Lucas Cranach ~ Christ Crowned with Thorns |
Pilate then had Jesus taken away and scourged; and after this, the soldiers twisted some thorns into a crown and put it on his head and dressed him in a purple robe. They kept coming up to him and saying, Hail,king of the Jews! and slapping him in the face. (John 19: 1-3)
While ideally prisons are supposed to be places of rehabilitation, too often they supply only punishment and revenge. The most terrible things happen in prisons.
The first thing that happens to prisoners is they are handcuffed and even shackled, rendering them dis-empowered. Jesus has entered that world of vulnerability and dis-empowerment.
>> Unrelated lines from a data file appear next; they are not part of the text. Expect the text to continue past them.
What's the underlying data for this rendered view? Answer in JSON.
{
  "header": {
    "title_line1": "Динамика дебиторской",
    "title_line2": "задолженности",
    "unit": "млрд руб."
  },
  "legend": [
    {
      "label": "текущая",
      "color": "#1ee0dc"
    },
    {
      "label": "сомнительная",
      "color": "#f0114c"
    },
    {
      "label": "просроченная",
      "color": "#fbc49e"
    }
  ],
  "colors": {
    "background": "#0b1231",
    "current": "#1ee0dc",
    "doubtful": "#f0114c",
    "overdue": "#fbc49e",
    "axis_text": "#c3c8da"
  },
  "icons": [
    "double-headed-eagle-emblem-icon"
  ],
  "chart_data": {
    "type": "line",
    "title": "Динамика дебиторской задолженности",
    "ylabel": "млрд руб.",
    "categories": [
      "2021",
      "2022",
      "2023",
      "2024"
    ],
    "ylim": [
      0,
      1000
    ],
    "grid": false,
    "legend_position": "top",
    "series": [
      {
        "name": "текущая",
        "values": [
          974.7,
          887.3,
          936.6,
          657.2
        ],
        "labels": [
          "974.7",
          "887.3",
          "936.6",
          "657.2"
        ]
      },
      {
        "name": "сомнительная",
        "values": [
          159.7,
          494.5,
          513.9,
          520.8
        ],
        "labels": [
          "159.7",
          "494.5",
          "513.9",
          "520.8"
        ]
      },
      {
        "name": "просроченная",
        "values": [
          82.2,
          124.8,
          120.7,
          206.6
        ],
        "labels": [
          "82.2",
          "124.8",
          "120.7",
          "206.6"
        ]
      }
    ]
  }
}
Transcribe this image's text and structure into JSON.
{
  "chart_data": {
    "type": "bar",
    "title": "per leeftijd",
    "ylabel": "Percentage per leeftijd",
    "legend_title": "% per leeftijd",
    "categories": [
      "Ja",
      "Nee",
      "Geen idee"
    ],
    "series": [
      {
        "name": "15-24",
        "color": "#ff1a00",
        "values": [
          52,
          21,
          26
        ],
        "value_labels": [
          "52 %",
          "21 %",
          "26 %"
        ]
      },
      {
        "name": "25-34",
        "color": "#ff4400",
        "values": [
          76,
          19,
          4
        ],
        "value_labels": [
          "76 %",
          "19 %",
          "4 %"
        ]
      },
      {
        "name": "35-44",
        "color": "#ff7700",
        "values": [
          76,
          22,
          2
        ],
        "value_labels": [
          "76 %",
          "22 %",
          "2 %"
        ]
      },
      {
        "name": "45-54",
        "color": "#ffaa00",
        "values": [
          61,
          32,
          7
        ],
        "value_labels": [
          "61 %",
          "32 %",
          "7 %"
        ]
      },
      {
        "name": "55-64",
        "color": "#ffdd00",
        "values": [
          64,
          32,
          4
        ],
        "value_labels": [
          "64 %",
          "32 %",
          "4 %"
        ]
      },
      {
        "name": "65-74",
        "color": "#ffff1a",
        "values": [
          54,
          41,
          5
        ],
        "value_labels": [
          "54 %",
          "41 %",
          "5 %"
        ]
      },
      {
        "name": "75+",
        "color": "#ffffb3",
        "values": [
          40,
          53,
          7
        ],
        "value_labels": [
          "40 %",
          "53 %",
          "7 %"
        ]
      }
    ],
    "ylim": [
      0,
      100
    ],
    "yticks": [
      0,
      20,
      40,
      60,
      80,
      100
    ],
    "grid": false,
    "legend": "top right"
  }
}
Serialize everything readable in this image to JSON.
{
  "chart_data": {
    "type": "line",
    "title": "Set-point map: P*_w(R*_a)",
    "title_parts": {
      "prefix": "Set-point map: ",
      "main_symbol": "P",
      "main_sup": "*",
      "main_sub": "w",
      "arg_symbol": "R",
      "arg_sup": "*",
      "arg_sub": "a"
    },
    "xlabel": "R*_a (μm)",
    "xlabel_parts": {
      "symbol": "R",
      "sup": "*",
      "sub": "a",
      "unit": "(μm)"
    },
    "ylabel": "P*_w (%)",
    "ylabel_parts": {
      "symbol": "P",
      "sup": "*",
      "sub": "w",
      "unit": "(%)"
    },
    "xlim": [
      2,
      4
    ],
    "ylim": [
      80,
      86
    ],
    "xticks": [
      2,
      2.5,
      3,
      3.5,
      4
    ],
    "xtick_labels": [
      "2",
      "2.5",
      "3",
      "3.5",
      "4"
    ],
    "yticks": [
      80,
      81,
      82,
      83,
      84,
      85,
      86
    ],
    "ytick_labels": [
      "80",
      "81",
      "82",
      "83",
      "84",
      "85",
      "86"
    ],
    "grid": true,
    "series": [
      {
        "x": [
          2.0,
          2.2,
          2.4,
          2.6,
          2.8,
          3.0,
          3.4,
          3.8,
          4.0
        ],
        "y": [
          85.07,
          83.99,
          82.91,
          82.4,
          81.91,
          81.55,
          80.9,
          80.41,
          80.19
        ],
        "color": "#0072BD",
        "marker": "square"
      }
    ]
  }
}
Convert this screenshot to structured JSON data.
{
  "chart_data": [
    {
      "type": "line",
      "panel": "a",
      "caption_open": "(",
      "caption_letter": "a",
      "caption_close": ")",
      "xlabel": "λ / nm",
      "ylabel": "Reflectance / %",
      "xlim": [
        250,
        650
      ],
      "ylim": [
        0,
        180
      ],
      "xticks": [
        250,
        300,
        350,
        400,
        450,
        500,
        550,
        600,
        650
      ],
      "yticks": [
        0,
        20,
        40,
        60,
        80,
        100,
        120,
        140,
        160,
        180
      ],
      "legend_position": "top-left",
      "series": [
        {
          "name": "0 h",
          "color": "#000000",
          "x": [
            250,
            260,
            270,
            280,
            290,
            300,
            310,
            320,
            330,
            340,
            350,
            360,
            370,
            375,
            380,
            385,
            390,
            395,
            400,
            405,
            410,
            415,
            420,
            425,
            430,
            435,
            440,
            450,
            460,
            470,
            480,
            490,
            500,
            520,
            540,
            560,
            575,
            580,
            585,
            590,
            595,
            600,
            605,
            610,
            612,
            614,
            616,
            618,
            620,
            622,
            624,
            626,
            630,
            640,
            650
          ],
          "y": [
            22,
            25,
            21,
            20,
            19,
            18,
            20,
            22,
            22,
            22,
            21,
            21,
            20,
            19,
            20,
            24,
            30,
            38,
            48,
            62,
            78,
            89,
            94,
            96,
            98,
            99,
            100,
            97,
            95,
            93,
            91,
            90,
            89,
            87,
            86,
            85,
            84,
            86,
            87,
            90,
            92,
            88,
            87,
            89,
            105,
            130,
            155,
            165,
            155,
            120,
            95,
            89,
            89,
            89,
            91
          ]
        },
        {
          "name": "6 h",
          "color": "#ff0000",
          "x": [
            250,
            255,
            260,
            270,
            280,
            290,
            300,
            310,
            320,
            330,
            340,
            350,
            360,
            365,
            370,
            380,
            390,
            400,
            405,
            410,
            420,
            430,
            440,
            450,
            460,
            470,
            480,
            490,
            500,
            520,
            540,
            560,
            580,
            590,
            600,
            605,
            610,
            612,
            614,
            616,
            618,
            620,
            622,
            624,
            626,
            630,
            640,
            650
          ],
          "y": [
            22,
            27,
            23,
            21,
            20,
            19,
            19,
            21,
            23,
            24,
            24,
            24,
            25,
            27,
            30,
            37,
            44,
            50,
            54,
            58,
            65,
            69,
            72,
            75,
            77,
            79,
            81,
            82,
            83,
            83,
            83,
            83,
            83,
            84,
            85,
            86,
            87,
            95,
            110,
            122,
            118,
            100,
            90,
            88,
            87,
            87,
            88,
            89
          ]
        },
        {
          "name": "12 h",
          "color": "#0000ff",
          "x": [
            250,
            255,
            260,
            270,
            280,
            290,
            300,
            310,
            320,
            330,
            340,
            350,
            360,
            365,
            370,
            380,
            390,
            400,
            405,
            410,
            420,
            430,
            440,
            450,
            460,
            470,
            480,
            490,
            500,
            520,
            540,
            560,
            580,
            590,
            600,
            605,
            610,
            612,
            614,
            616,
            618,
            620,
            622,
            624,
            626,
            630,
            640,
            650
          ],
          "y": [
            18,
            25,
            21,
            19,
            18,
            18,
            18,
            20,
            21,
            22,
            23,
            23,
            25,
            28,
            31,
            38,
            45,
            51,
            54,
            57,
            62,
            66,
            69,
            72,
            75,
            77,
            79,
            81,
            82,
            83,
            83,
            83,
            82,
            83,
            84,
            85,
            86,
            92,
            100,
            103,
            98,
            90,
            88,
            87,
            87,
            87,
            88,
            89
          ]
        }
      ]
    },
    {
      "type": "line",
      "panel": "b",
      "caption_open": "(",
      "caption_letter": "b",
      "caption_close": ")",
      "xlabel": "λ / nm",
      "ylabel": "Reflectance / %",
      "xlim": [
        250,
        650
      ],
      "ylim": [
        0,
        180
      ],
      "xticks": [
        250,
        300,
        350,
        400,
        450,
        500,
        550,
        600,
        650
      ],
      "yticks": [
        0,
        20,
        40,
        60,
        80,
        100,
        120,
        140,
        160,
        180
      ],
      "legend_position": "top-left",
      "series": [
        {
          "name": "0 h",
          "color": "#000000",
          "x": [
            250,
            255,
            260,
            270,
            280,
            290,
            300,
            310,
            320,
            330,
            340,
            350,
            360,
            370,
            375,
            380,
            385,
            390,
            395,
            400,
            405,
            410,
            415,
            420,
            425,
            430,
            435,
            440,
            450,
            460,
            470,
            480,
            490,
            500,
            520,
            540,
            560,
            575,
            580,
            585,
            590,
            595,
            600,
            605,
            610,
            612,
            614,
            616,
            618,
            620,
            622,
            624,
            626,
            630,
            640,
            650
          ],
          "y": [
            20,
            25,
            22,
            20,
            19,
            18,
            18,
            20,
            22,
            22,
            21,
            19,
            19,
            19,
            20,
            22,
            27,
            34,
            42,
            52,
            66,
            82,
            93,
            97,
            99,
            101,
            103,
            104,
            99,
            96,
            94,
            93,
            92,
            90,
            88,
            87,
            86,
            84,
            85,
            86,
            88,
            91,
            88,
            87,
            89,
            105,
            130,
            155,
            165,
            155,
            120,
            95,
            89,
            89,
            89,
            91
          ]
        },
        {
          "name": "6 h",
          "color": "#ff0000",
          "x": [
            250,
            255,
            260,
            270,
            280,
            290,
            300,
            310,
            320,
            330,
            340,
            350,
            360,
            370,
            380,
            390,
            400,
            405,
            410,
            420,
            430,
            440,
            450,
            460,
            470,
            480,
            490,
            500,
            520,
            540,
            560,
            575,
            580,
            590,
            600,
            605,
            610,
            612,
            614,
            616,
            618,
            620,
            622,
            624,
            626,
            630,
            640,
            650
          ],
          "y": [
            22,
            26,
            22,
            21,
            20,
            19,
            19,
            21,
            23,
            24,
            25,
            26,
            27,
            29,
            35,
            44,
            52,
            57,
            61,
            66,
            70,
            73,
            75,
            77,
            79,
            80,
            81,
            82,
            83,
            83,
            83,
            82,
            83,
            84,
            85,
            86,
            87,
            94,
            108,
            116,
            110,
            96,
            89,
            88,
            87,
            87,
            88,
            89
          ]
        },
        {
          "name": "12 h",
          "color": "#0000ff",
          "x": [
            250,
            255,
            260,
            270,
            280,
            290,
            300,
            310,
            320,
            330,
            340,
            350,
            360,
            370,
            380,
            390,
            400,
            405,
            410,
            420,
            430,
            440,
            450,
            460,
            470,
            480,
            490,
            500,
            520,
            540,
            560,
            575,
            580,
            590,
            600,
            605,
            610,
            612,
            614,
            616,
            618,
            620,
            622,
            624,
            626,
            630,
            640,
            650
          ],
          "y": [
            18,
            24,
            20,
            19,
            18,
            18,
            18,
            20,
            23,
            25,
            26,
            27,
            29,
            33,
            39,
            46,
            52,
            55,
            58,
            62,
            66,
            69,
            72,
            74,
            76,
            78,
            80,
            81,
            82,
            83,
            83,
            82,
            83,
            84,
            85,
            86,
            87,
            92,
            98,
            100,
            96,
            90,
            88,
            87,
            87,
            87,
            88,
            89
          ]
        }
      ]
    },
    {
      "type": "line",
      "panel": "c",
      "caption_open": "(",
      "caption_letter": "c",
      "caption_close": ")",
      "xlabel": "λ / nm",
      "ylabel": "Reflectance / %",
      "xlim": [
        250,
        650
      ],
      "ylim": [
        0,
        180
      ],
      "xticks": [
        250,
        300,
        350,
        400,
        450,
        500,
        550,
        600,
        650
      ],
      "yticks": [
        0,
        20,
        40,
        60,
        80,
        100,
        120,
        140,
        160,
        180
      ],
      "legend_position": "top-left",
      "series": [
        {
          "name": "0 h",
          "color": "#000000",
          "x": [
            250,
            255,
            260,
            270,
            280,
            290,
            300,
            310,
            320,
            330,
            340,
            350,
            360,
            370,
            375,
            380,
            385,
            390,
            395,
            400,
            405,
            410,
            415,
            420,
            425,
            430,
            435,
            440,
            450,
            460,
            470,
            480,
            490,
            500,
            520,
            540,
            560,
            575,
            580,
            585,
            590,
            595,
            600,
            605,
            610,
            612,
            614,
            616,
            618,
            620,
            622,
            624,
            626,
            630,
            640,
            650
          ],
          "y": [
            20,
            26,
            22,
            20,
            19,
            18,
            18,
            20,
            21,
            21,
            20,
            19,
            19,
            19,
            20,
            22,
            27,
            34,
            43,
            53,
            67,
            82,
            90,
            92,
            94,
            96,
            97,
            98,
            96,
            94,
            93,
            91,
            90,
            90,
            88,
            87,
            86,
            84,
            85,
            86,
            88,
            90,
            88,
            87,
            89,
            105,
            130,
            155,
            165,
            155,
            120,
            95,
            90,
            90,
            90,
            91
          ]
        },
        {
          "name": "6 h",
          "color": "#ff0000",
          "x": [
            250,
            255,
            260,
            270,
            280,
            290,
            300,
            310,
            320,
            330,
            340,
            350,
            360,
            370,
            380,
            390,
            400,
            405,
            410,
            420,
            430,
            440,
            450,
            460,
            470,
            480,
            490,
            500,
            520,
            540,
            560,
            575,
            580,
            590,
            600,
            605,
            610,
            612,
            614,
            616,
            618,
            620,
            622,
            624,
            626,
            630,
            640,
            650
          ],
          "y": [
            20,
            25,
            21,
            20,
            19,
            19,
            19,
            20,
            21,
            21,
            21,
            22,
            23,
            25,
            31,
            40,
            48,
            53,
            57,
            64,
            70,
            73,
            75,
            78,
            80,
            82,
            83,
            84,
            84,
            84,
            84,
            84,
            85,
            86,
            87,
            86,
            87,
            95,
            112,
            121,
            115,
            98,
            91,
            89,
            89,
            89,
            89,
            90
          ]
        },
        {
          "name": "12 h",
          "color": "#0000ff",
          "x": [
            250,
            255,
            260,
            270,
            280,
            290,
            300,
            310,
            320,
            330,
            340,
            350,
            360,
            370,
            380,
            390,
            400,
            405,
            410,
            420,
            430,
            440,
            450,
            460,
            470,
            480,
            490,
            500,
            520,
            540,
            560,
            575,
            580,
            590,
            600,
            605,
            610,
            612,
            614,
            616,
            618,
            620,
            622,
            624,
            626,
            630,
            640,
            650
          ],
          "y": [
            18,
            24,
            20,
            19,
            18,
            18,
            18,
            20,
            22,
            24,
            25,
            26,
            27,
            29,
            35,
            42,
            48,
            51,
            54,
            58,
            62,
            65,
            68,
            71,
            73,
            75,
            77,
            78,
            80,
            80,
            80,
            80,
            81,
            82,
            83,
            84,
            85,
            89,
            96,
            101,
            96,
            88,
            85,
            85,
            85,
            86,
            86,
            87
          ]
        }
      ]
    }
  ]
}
Anger is heaped on prisoners. A Roman cohort was six hundred soldiers and Saint John tells us that the whole cohort gathered around Jesus in the prison - perhaps a symbolic way of describing the enormity and brute power let loose on him. Luke's Gospel tells us that beyond the scourging and crowning with thorns, many other things were done.
Stripping, blindfolding, spitting, slapping, curses, whipping, mockery - it sounds like Abu Graib. Prisons are brutal places and ignorant, poorly trained, young, brute guards were and even are sometimes today, skilled in degrading cruelty. So yes, we can think the worst. The ancient world had no corner on cruelty.
Maybe someone will say, Why doesn't God do something about it? I would say rather, Why don't we do something about it? God has already. God has gone to the trouble of coming to us in Christ, to show us the most human way of kindness, mercy, justice and helpful, healing love.